Prof. Dr. Ayşe Naz Bulamur, Boğaziçi Üniversitesi Batı Dilleri ve Edebiyatları bölümünden mezun oldu ve Yeditepe Üniversitesinde İngiliz Tiyatrosu üzerine yüksek lisans yaptı. University of Wisconsin-Milwaukee'de Edebiyat Çalışmaları dalında doktorasını tamamladıktan sonra akademik kariyerine Boğaziçi'nde başladı.
Çağdaş romanda İstanbul temsillerini incelediği Tales of Istanbul in Contemporary Fiction (2011) adlı doktora tezi, Edwin Mellen Press tarafından yayımlandı. Victorian Murderesses: The Politics of Female Violence (Cambridge Scholars, 2016) başlıklı kitabı, 19. yüzyıl İngiliz romanlarında kadın katillere odaklanır ve kadınların ekonomik ve kanuni hakları olmadığı için şiddete başvurduğunu savunur.

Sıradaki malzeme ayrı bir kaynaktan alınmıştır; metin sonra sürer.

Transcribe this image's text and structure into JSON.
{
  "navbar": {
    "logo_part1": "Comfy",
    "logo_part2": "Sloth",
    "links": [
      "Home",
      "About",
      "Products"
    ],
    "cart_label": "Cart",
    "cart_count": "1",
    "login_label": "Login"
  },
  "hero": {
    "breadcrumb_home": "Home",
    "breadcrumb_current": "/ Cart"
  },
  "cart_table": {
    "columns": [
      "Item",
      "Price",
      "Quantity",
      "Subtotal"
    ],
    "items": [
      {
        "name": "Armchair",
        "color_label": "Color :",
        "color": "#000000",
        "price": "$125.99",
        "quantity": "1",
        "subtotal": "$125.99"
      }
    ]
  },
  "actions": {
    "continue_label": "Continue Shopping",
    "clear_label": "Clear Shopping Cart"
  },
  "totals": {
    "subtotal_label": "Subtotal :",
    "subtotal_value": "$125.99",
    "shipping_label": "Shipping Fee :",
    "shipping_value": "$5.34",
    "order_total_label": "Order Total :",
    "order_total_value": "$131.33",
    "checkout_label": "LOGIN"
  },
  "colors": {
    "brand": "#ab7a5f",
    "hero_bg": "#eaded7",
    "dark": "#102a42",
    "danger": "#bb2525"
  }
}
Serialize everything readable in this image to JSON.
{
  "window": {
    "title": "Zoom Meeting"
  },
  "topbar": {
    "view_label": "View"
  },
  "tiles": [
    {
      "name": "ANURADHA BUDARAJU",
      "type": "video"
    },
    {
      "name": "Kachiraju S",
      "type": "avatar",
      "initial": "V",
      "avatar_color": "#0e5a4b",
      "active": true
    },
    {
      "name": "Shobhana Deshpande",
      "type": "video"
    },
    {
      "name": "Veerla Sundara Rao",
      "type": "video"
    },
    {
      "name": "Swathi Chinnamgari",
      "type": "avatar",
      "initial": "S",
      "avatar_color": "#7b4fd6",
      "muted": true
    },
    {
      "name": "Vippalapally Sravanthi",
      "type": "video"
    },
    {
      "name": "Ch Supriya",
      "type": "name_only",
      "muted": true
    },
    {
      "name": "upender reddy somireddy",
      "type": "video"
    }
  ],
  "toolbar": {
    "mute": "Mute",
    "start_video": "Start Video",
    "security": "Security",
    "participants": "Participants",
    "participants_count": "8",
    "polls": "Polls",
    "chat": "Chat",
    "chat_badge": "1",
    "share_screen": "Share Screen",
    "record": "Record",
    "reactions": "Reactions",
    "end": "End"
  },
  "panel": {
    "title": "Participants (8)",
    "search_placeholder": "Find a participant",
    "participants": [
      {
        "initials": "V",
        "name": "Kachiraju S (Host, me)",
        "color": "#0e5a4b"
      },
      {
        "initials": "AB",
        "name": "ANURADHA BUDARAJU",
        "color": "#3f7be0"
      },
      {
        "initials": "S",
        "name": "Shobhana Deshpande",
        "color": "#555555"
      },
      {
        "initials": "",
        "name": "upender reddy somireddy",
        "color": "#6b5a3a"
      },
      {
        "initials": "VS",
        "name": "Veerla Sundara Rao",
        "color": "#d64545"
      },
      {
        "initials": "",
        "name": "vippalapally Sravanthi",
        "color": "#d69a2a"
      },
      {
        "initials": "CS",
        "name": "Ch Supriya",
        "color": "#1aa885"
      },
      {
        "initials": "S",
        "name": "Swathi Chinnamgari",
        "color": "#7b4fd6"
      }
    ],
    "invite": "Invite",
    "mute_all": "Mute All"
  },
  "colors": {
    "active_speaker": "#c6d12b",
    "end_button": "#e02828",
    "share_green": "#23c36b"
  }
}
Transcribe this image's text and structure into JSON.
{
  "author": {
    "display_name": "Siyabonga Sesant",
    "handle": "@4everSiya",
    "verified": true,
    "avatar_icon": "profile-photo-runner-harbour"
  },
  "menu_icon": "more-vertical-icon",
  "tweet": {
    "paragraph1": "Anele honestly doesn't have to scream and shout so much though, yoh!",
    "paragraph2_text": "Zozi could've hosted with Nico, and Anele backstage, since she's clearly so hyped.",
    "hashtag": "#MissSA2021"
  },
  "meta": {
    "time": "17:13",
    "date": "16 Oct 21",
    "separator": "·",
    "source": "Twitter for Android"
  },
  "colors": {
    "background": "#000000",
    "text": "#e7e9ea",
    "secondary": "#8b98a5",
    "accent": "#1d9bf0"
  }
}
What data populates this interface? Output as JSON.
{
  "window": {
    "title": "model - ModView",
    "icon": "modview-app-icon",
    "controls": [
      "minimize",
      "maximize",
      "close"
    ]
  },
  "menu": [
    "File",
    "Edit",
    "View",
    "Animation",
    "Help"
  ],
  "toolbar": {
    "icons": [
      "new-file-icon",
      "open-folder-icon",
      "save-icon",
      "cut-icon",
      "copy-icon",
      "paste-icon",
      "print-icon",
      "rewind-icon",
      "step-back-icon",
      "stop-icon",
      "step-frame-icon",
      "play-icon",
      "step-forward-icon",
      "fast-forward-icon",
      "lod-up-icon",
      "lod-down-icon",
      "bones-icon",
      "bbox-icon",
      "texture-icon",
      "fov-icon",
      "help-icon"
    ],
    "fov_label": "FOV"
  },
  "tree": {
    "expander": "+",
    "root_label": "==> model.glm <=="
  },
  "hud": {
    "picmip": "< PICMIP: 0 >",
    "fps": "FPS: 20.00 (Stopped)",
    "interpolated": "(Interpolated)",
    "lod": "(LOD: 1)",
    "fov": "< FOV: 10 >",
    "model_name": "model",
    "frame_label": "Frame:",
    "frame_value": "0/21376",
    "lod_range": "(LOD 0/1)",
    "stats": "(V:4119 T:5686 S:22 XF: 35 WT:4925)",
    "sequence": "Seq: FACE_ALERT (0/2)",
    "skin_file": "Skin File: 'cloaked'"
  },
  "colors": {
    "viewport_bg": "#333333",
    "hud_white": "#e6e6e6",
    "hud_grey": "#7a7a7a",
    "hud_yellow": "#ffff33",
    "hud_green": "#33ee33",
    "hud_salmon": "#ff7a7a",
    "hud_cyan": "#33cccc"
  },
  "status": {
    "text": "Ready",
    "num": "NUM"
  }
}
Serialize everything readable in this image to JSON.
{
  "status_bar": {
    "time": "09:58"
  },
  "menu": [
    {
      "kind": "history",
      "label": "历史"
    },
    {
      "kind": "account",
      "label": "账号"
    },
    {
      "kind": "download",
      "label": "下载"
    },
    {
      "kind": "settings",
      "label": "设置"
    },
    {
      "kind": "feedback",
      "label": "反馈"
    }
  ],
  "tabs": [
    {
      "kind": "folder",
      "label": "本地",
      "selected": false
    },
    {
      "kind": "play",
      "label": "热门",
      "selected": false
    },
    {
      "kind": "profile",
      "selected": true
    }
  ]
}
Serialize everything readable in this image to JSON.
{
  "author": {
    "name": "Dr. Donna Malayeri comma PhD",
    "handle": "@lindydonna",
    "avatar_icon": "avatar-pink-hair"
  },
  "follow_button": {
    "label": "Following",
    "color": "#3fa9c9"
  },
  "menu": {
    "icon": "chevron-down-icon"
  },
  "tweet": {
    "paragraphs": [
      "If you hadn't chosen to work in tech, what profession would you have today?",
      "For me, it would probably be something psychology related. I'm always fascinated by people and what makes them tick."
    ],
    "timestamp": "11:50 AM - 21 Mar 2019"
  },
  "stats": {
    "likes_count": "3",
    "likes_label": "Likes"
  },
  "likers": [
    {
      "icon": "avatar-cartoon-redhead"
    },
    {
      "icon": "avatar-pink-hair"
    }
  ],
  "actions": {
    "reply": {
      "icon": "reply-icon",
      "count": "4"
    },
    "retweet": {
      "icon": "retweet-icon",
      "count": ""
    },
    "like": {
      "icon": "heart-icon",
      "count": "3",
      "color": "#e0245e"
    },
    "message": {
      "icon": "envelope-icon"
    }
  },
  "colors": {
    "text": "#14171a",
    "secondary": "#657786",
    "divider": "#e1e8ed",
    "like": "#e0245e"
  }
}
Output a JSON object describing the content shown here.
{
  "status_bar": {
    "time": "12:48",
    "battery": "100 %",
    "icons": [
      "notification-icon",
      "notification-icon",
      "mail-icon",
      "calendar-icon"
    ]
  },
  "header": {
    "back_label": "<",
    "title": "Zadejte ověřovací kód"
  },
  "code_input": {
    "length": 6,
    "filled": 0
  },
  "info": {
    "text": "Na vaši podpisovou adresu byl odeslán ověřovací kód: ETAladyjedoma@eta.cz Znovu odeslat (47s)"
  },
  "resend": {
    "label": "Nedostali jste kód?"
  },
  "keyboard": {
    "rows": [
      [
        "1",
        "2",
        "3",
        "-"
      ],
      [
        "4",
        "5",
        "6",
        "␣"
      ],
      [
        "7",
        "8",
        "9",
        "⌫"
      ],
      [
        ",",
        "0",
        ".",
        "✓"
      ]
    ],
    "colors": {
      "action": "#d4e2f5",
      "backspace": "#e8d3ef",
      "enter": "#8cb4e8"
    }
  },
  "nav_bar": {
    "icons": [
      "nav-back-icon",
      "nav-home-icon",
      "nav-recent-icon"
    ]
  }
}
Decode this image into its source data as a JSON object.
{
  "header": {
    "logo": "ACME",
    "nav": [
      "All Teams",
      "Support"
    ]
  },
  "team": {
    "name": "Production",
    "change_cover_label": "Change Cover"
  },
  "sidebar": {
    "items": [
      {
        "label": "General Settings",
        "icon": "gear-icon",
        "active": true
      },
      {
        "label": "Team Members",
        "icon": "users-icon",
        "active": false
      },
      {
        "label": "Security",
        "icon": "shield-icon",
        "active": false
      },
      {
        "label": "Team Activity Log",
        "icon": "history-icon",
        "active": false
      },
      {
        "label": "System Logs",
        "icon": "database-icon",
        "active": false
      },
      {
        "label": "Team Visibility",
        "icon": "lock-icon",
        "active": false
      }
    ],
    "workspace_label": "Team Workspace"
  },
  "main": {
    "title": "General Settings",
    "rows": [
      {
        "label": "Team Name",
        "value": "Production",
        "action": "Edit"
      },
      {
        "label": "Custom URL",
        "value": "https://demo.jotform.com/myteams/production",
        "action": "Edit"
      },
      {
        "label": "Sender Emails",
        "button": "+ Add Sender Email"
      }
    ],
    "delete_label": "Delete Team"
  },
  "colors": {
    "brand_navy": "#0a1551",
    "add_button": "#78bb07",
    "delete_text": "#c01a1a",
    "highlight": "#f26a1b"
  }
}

Amerikalı, İngiliz, Türk yazarlar (Elif Şafak, Julia Kristeva, Orhan Pamuk, A. S. Byatt, Edith Wharton, Elizabeth Gaskell, Erendiz Atasü, Theresa Cha, Martin Amis) üzerine yazdığı makaleler, uluslararası akademik dergilerde yer aldı. Boğaziçi Üniversitesinde roman, tiyatro, edebiyat teorisi dersleri veren Bulamur, feminizm, oryantalizm ve kültürel çalışmalar ışığında kitap, film, dizi eleştirileri yazıyor.